News: Digital Photography Review (dpreview.com)
Ein Beitrag von: Heidrun Klos
Überlegungen zum schönen und guten Foto
Wenn man, wie ich, in seinem Kunststudium gesagt bekommen hat, die Fotografien, die man mache, seien „zu schön“, dann bildet sich zunächst ein sehr großes Fragezeichen im eigenen Kopf. Doch schon bald kann man es als Herausforderung betrachten, „das Schöne“ zu eliminieren.
Dies ist leichter gesagt als getan, denn man verbindet „schön“ gern mit „gut“ und eben folgerichtig „nicht schön“ mit „nicht gut“ – und wer will schon „nicht gute“ Fotos machen? Doch ist das der Fall? Und außerdem: Was bedeutet denn „schön“ eigentlich? Und „gut“? Und kombiniert: Ist ein schönes Foto eigentlich selbstredend gut? Zeit, die Überlegungen zum schönen und guten Foto niederzuschreiben.

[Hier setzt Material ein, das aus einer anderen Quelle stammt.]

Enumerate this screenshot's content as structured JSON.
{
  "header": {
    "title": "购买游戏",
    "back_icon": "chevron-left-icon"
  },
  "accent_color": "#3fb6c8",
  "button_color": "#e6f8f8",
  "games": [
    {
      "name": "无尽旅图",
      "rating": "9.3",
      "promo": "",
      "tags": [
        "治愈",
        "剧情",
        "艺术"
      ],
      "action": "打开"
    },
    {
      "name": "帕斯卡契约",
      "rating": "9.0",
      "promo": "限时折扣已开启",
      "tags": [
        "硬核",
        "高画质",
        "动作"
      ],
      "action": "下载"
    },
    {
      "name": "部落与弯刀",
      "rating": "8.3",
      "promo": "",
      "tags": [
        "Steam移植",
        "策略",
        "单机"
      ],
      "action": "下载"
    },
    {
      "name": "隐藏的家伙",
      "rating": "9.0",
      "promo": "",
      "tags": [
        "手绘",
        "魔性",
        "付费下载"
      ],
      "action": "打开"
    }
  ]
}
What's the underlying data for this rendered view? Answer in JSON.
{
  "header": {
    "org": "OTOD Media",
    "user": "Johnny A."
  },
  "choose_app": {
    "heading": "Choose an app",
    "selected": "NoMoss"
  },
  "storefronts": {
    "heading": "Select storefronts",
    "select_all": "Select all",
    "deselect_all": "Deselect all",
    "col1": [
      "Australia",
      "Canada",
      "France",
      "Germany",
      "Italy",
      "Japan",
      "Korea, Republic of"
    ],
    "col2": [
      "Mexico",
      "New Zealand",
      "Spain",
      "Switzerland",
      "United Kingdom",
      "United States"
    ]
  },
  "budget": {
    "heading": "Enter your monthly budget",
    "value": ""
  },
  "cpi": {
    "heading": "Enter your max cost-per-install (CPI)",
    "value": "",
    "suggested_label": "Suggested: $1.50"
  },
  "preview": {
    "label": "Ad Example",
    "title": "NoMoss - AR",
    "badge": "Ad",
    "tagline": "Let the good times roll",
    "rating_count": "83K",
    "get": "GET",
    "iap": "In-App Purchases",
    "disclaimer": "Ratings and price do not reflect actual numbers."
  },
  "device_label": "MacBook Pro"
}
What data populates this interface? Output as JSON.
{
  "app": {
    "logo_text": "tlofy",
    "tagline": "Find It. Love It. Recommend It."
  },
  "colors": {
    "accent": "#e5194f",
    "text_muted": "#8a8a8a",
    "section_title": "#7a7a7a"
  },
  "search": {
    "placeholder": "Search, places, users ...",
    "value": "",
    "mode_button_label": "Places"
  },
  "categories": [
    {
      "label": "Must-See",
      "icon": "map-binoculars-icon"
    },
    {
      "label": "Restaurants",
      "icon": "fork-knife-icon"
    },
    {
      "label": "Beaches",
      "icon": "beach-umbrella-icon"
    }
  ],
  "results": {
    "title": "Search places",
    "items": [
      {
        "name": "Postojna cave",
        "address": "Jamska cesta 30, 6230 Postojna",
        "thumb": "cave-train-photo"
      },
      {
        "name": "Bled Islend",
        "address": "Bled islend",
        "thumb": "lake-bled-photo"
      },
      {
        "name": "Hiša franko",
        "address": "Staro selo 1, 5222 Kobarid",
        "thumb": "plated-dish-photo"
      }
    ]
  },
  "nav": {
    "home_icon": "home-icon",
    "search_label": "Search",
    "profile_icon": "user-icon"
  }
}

Eigentlich ist „Sehen“ (also auch von Fotos) doch eher ein Prozess, bei dem optische und biologische Vorgänge kombiniert werden mit emotionalem Denken.* Das „reine (objektive) Sehen“ scheint, im Bezug auf Bilder oder Fotos, kaum möglich. Das deutet bereits an, was wohl kaum jemand leugnen kann: Auch das Schöne (lies: ein schönes Foto) also muss subjektiv sein, denn man sieht es.
Es gibt über das Schöne diverse philosophischen Meinungen, doch um diese zu erläutern, ist hier kaum der Ort – und zwar kenne ich die eine oder andere Meinung, jedoch bin ich kein Experte. Allerdings möchte ich – aus persönlicher Vorliebe – verweisen nach Immanuel Kant, der Schönheit in seinem dritten Hauptwerk „Kritik der Urteilskraft“ als „interesseloses Wohlgefallen“ definiert.
Klassisch schön – also langweilig?
Die Entscheidung, was schön ist, kann kaum allgemein beantwortet werden, denn sie liegt, wie man so schön sagt, im Auge des Betrachters. Trotzdem kann man bis zu einem gewissen Grad einen Konsens bemerken. Der klassische Schönheitsbegriff orientiert sich an Termen wie Goldener Schnitt, Symmetrie, Harmonie, aber auch Jugend, Kraft und Gesundheit. Zumeist werden Bilder, also auch Fotografien, als schön erfahren, wenn sie sich bildnerisch dieser Elemente bedienen.
Allerdings zeichnet sich mancherorts das Problem des Schönen ab: Es ist schön. Alten (immerwährenden?) Idealen unterworfen, ist es zwar zu benennen, in gewisser Weise auch kulturell belegt und weckt das Interesse, jedoch kann dieses schnell ein oberflächliches sein.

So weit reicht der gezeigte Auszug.